May-10-16  LeyenChess64: Sweet!
Jul-10-16
Premium Chessgames Member
  MissScarlett: <That was just bad luck. It happens very rarely these days that you essentially close a line that had been played for dozens of years. It was regarded as solid, and now you cannot play it anymore. Once I saw Ne2, which for me is definitely the novelty of the year, I knew I had a choice between a very unpleasant endgame, which is especially unpleasant against him, and going for some concrete play in the hope it would work, but I lost without a fight.>

Kramnik, quoted in <NIC>, 2016/4, p.20.

Aug-17-16  yurikvelo: http://pastebin.com/xg0z3RpJ

this game multiPV

Mar-29-18  madlydeeply: doubled pawns aren't a weakness for Carlsen
Mar-29-18
Premium Chessgames Member
  beenthere240: They're part of his armamentarium.
Dec-05-19  ndg2: This is one of the cleanest positional wins ever against any GM, but winning like this against Kramnik came quite to a shock to me. It seemed like there wasn't even any fight.
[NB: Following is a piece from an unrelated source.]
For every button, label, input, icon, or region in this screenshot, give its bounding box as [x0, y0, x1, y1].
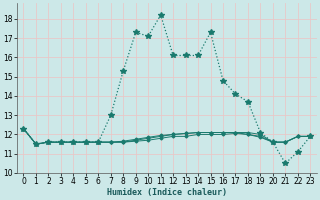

The 6..Bf5 line became unplayable afterwards.
Dec-06-19
Premium Chessgames Member
  perfidious: <ndg2>, see my kibitz of 27.04.16--even before the 1981 game I played in this, 6....Bf5 was known to offer little--Samarian wrote on the line in the mid 1970s in his monograph on the Queen's Gambit.
Dec-06-19  SChesshevsky: <...winning like this against Kramnik came quite to a shock to me. It seemed like there wasn't even any fight...>

Seems Kramnik tried to be tricky and catch Carlsen with something a bit offbeat. Unfortunately, Carlsen was well prepared for this line, as per Speelman's analysis mentioned above. Unluckily for Kramnik, Carlsen probably even got a memory nudge in the lines by reviewing Aronian - Harikrishna Norway Blitz about a week before.

Kramnik probably could feel his idea backfired by 12. Ne2, as per his comment, and struggled to find some sort of complications. Apparently there weren't any obvious ones as Speelman mentioned Kramnik was having time troubles already around move 20 or so.

Dec-06-19  Carrots and Pizza: Carlson plays exceptionally well with his knights. Other players who also play well with their knights are Chigorin and Capablanca, as well as Steinitz and Nimzowitsch.
Dec-06-19
Premium Chessgames Member
  OhioChessFan: 47. h5 is beautiful.